Being tall, and the only person in her grade walking out of the school each afternoon with dark brown hair, she knows she stands out. In vain, I point to some of the other non-white kids, but they don’t register with her. They’re mostly younger, anyway. She’s also the only girl in her class with chin-length hair rather than long hair. But here’s the thing: that’s completely her decision. Every haircut, I give her the option to grow her hair. She always refuses, disliking the feeling of having it tied back or plaited. She wants it short, and she has it short, despite the difference in appearance.
Glimmers of hope
It’s a small thing, but it gives me hope. She remains strong in her own needs and wants. As yet, she does not push these down in order to ‘fit in’ with the group. She has a strong core of self, which I can only try to nourish and nurture; ultimately it will be she who decides who she becomes.

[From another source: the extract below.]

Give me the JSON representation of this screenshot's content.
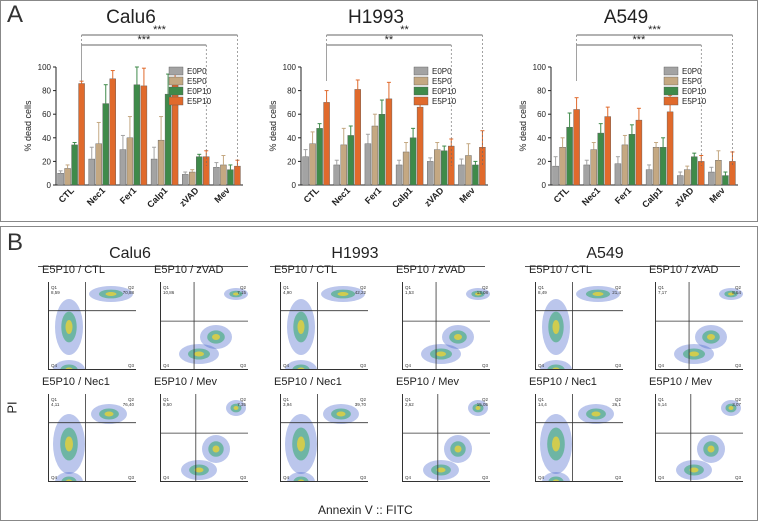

Her strong friendships are another piece of good in this anxious parent’s thinking. She has ups and downs like every girl, but so far there’s been no painful moments of girlhood relationship breakdowns. There’s a long way to go, but I have to remain positive.
As for my son, so far he dances through life in a bubble of self-absorption and satisfaction. He loves life, is confident, and has no problem with who or what he is. It remains to be seen how things develop, but I feel much less worried about that little guy.

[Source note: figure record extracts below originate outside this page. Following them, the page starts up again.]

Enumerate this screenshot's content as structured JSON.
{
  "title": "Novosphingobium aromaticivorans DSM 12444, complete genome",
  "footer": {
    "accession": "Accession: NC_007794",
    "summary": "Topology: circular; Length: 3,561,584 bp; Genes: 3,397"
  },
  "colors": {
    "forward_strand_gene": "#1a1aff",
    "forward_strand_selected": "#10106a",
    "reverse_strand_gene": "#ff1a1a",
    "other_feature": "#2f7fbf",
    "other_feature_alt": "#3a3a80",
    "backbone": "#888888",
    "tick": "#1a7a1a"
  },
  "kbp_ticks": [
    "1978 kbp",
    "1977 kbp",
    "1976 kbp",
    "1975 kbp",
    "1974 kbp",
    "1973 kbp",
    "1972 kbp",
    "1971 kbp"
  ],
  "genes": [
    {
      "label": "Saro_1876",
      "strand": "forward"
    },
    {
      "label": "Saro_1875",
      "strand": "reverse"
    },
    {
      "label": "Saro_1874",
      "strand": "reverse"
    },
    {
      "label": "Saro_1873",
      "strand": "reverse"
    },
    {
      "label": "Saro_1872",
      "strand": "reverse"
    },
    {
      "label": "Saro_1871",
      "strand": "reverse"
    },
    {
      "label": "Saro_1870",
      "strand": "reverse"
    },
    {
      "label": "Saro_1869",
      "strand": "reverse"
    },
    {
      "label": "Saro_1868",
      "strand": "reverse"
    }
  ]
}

Did I make the right choice, nine years ago?
Both my kids have suffered from allergies, eczema or asthma. My daughter has mild anxiety. Perhaps the health records of the Anglo-Saxon donors really wouldn’t have factored in. Or perhaps things would be worse for my kids. I have no way of knowing.

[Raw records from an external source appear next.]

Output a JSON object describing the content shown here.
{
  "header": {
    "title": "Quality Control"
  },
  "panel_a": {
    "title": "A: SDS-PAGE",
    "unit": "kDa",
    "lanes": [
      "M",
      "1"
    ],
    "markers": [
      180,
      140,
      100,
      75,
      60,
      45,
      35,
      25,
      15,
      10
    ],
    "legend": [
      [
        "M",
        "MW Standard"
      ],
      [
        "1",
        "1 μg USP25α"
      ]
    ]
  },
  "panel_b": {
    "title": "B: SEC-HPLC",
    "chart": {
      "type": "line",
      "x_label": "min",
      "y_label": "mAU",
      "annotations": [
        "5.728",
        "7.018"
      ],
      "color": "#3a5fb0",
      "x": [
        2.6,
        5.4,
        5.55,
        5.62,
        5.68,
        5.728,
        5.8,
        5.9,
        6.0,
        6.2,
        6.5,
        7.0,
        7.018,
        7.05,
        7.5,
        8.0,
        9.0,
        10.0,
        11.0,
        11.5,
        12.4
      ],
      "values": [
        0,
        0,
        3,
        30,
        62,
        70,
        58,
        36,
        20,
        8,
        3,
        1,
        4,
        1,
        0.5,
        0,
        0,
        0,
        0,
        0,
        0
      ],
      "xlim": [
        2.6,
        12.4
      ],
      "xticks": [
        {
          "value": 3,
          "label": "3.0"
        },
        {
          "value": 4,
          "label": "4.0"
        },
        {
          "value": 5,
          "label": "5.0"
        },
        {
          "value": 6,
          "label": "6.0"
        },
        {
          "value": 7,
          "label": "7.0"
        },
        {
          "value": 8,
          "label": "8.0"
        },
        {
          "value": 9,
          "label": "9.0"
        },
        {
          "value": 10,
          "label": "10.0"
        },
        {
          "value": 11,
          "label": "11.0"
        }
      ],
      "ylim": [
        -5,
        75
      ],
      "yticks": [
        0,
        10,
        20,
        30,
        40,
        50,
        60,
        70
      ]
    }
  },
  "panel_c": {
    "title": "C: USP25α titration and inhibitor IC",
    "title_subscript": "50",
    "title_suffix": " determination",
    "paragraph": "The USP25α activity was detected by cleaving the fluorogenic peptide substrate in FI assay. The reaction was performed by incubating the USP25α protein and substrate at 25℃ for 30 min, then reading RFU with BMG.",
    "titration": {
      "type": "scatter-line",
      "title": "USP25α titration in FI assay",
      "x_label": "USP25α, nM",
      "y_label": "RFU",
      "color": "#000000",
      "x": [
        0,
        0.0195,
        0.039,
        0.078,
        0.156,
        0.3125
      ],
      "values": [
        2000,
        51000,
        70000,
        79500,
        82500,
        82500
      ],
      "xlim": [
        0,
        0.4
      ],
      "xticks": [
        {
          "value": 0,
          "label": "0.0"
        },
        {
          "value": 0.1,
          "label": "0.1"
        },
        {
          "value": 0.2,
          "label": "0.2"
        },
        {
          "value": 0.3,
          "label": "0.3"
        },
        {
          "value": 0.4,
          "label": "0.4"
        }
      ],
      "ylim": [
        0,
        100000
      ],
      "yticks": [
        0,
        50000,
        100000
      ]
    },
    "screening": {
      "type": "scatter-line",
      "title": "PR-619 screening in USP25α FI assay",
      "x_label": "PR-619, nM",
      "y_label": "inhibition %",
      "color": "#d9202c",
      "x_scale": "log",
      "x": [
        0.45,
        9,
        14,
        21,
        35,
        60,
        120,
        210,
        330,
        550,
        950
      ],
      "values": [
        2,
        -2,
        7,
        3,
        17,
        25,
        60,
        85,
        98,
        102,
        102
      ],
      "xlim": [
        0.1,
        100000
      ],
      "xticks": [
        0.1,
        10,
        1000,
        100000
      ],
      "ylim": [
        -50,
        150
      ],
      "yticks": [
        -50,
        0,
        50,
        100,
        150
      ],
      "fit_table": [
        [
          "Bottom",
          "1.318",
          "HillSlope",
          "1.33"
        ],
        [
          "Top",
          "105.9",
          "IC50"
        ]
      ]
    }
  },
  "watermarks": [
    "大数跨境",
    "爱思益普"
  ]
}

As far as I know, my kids have never experienced racism. They are very light-skinned compared with some half-Indian children I’ve seen, and that no doubt helps, though it shames me to admit that skin color is still such a divider of privilege in this day and age. Not knowing their origins, my kids could be mistaken for Eastern European or Asian descent, and so perhaps they have some immunity from racism due to their lack of distinguishing features. Or perhaps they simply haven’t encountered a racist yet…
Right now, my kids are generally happy and healthy. They are snuggled into a loving extended family that adores them for being them, not for being the product of anything or anyone else. Regardless of their origin, they are now in the world and forging their own way. It’s likely that my work will eventually take me away from small-town Tasmania and hopefully into a more diverse society where my kids can develop that side of their heritage more fully, and learn to embrace difference.
I guess, like every parent, I must keep on doing my best, and see what happens.